Près de trente ans plus tard, il revient en France où il retrouve ses amis. Au début des années 1980, ses amis ayant su le convaincre d’écrire ses souvenirs de déportation, il décide de témoigner. Dans son livre « Petite chronique de l’horreur ordinaire », écrit en à peine deux mois et publié en 1998, Jean Léger nous révèle l’horreur et la violence de son expérience concentrationnaire et propose une analyse du fonctionnement du système avec une étonnante distance et un réel talent d’auteur. Devenu témoin, il s’engage alors dans la voie du témoignage militant.
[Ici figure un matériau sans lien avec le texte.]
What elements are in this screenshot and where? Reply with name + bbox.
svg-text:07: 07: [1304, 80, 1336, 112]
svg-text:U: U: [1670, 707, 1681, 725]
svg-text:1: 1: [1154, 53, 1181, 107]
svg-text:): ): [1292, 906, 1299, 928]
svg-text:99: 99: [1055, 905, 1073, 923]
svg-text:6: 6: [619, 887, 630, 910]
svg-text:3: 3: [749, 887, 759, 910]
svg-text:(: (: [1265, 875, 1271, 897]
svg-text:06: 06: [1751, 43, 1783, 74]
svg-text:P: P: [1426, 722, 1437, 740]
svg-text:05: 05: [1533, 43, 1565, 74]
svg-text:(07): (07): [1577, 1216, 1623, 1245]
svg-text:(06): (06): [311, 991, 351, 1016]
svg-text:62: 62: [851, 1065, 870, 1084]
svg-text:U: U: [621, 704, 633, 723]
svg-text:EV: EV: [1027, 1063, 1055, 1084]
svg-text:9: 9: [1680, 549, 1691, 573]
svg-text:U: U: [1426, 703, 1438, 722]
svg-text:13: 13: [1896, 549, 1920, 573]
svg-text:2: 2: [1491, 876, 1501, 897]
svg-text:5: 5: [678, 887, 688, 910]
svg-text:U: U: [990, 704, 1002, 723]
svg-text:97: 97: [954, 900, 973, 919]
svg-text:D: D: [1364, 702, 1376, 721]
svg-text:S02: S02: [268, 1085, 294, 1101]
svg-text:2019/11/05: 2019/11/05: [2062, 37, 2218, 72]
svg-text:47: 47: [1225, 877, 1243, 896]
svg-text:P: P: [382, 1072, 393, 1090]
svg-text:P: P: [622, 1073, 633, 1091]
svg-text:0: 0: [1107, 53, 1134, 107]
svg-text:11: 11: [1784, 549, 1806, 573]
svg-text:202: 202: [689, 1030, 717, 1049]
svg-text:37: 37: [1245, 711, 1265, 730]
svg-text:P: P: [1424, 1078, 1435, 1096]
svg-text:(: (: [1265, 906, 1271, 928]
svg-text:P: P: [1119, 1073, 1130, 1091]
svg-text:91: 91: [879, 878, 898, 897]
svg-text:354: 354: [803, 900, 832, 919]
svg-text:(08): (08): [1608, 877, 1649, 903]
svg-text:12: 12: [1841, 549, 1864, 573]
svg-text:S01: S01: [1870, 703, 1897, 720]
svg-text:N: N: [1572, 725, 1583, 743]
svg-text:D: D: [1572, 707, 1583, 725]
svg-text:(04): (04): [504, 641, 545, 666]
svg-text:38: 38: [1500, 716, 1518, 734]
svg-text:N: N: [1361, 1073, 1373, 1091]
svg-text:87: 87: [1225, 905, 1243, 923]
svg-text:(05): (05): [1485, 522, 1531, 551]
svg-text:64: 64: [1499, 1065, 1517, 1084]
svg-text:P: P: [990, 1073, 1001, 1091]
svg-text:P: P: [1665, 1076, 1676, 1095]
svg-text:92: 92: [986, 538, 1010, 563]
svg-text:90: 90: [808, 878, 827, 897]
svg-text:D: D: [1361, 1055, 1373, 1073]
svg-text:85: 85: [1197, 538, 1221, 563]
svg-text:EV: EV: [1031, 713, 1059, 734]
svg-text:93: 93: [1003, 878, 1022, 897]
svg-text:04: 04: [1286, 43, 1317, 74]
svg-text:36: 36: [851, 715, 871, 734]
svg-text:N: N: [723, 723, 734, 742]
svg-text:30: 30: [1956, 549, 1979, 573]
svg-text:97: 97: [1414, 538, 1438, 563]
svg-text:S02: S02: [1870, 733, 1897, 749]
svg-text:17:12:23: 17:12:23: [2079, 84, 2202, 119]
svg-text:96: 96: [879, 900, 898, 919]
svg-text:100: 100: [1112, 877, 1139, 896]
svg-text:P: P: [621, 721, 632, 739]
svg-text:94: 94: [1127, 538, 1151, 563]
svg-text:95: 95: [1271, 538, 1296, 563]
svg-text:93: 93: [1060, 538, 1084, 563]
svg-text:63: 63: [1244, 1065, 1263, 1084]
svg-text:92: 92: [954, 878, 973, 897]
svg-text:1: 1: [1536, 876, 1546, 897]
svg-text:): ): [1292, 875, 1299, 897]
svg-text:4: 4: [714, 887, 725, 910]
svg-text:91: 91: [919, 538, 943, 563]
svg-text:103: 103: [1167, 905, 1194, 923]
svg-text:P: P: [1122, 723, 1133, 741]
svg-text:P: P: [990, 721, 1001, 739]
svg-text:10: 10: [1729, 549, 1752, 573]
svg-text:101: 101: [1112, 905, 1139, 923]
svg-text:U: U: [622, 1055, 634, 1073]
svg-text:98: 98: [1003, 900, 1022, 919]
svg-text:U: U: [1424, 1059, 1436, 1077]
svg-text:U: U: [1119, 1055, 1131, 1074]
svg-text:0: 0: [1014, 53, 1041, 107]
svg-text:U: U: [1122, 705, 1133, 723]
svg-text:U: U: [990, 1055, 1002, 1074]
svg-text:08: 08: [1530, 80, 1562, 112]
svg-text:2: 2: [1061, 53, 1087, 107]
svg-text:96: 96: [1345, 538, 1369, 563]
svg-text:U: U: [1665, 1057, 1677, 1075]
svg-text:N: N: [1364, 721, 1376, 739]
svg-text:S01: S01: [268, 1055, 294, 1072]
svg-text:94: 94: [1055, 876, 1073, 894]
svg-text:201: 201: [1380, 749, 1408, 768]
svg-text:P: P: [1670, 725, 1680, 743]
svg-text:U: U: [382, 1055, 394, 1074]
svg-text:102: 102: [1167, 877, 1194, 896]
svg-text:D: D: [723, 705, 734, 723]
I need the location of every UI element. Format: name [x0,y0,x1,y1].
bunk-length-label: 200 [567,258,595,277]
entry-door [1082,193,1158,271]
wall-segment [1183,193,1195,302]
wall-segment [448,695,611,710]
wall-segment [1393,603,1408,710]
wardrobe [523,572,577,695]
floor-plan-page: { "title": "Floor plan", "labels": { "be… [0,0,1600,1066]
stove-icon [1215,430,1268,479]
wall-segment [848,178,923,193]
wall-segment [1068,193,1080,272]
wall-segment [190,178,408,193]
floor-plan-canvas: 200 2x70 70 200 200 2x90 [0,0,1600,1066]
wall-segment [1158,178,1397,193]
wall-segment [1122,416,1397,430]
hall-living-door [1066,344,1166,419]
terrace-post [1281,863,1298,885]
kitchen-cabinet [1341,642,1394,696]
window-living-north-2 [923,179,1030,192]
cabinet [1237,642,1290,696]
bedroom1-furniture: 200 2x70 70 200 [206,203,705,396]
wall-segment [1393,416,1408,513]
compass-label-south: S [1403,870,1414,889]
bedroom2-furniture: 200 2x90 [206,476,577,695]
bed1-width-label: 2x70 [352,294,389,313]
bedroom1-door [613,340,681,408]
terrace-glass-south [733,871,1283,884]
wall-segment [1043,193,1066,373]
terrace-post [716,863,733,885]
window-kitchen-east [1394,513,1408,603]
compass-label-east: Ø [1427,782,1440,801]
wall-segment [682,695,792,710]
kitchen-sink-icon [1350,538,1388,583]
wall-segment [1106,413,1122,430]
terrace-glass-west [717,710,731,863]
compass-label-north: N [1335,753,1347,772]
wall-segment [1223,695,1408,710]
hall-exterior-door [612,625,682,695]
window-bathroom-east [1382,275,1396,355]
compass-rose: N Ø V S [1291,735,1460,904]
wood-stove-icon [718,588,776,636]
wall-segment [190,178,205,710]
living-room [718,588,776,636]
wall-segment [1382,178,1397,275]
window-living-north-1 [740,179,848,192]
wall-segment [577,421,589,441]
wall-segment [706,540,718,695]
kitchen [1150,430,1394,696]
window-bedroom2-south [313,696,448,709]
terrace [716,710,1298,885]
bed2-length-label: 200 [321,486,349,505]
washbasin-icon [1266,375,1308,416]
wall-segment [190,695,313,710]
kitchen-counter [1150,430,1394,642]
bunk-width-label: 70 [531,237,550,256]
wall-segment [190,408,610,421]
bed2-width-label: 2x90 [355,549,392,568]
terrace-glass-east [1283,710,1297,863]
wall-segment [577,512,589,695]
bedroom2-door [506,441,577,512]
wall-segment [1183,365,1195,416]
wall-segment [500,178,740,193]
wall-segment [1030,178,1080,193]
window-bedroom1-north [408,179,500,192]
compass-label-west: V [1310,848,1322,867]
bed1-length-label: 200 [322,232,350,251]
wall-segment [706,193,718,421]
Pendant plus de 25 ans, il visitera les établissements scolaires pour porter son témoignage, à raison d’au moins six ou sept interventions par an, et donne également des conférences. Ce sont donc des centaines d’élèves qui l’ont rencontré. Les professeurs qui l’ont invité dans leur classe peuvent témoigner que tous les jeunes qui l’ont entendu dans les collèges et les lycées de l’Yonne se sont toujours montrés attentifs, impressionnés, passionnés par le récit mesuré et distancié de son expérience et se souviendront à coup sûr de leur rencontre avec lui. Il participe aussi au jury du Concours de la Résistance, et dans ce cadre, il a guidé des visites du camp du Struthof pour les lauréats du concours et leur professeur. Il milite activement au sein du milieu associatif des anciens résistants et déportés : à l’ANACR (Association nationale des anciens combattants de la Résistance), à la FNDIRP (Fédération nationale des déportés et internés résistants et patriotes). Jean Léger était vice-président de la Commission départementale des anciens combattants, président de l’ADIF, l’association départementale des déportés, internés et familles de disparus. Il était aussi vice-président de l’ARORY et avait toujours manifesté son intérêt et son soutien sans faille à nos activités.
Avec Alfred Rondeau, avec Albert Fandard, ses aînés, avec ses camarades du lycée Jacques Amyot, avec Marc Bizot, fusillé à 20 ans, avec ses camarades sénonais, Maurice Berdou, Bernard Furet, Roger Rondeau, Roger Pruneau, Camille Fandard qui avaient tous son âge, avec une poignée d’autres, femmes et hommes, jeunes et moins jeunes, bourgeois, paysans, ouvriers, de gauche et de droite ou sans engagement politique, Jean Léger faisait partie de ceux, peu nombreux aux heures sombres du printemps 1943, qui se sont engagés dans une action dont les risques étaient énormes et dont l’issue était loin d’être certaine. Il y fallait du courage, et il fallait ancrer ce courage dans des convictions patriotiques et démocratiques profondes.
Avec le décès de Jean Léger, c’est un des principaux témoins de la résistance icaunaise et de la déportation qui vient de disparaitre.